Ricky corrió a ayudar a su hermana, pero, al acercarse, tropezó en la barca de cartón y cayó de bruces, debajo de la cuerda y… ¡Catapum! Sue aterrizó sobre la espalda de su hermano.

—¡Uff! —rezongó Ricky que, por un momento había quedado sin aliento.

Pete desconectó la cámara y él y Pam fueron corriendo a levantar a Sue.

—¿Te has hecho daño? —preguntó Pam.

—No —contestó la chiquitina, echándose a reír—, pero a lo mejor le he «hacido» daño al salvavidas Ricky.

El pelirrojo respiró profundamente y exclamó:

—¡Canastos! No quiero volver a ser un salvavidas.

—¿Tenemos que repetir la escena? —quiso saber Holly.

—No —repuso Pete—. Ha sido una escena buenísima.

La tormenta estival era cada vez más fuerte y los sonidos que producía el viento y la lluvia crecían también de volumen. De repente se oyó algo que parecía desgarrar los tímpanos. El trueno y el relámpago se produjeron al mismo tiempo. Los focos se apagaron. A todo esto siguió un ruido estremecedor que se produjo fuera, sobre algo metálico.

—¡Dios mío! —exclamó Pam—. ¡El rayo ha caído en algún sitio de aquí cerca!

—Yo creo que ha sido en la calle —opinó Pete—. ¿Por qué no salimos a ver?

En aquel momento las luces volvieron a encenderse. Pero ya estaban todos muy preocupados y decidieron dejar el juego. Pete abrió la puerta de la buhardilla y todos bajaron al primer piso.

Los cinco hermanos Hollister y sus padres vivían en una enorme y acogedora casa de la simpática ciudad de Shoreham, junto al Lago de los Pinos. En la zona comercial de la población, el alto y deportivo señor Hollister tenía un establecimiento en el que vendía artículos de ferretería y deportes, además de juguetes. Lo llamaban El Centro Comercial. Tanto él como su esposa, la señora Hollister, que era muy guapa y esbelta, estaban siempre dispuestos a tomar parte en las aventuras de sus hijos.

Cuando los niños llegaban a la planta baja, «Zip» salió de la cocina, para correr al encuentro de sus amos. «Zip» era un hermoso perro pastor. Los truenos le habían puesto muy nervioso, y Pam, amable y compasiva como siempre, le dio unas suaves palmadas en el lomo, para tranquilizarle.

—No te preocupes, «Zip». Pronto se terminará todo esto —le dijo, antes de salir con los demás al porche.

La señora Hollister, con un abrigo y un sombrero impermeables, ya estaba fuera, mirando al otro extremo del césped, a través de la espesa cortina de lluvia.

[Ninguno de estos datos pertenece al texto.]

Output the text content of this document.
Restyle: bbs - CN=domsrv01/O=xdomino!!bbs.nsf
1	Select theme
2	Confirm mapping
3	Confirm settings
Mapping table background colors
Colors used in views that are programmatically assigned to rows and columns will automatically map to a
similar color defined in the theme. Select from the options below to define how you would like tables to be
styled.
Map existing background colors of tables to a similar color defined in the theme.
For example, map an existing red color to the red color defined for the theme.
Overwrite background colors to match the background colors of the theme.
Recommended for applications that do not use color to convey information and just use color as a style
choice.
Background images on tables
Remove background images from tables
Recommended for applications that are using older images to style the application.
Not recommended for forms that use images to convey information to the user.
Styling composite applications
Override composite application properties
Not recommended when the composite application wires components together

—Qué trueno tan terrible —dijo, cuando sus hijos es acercaron.

—Ha debido de estallar en algún sitio muy cerca —opinó Ricky—. Vamos a mirar.

El pecoso y todos sus hermanos volvieron a entrar para ponerse los impermeables y capuchas. Pete buscó, además, una linterna.

—¿Alguno de vosotros ve en dónde ha podido caer el rayo? —preguntó la señora Hollister, cuando sus hijos volvieron a salir.

—Me parece que allí veo un coche —contestó Pete, atisbando con fijeza y enfocando la linterna hacia el lugar al que miraba.

—¡Mirad! —exclamó de repente Pam—. Hay un coche delante del jardín y un árbol ha caído encima.

En aquel mismo momento, los Hollister oyeron una voz que gritaba:

—¡Socorro! ¡Socorro! ¡Sáquenme de aquí!

—Alguien está dentro y no puede salir —dijo Pete—. ¡Vamos!

Sin titubear ni un momento, la señora Hollister y sus hijos bajaron, corriendo, las escaleras del porche, y cruzaron el patio, para llegar junto al coche accidentado.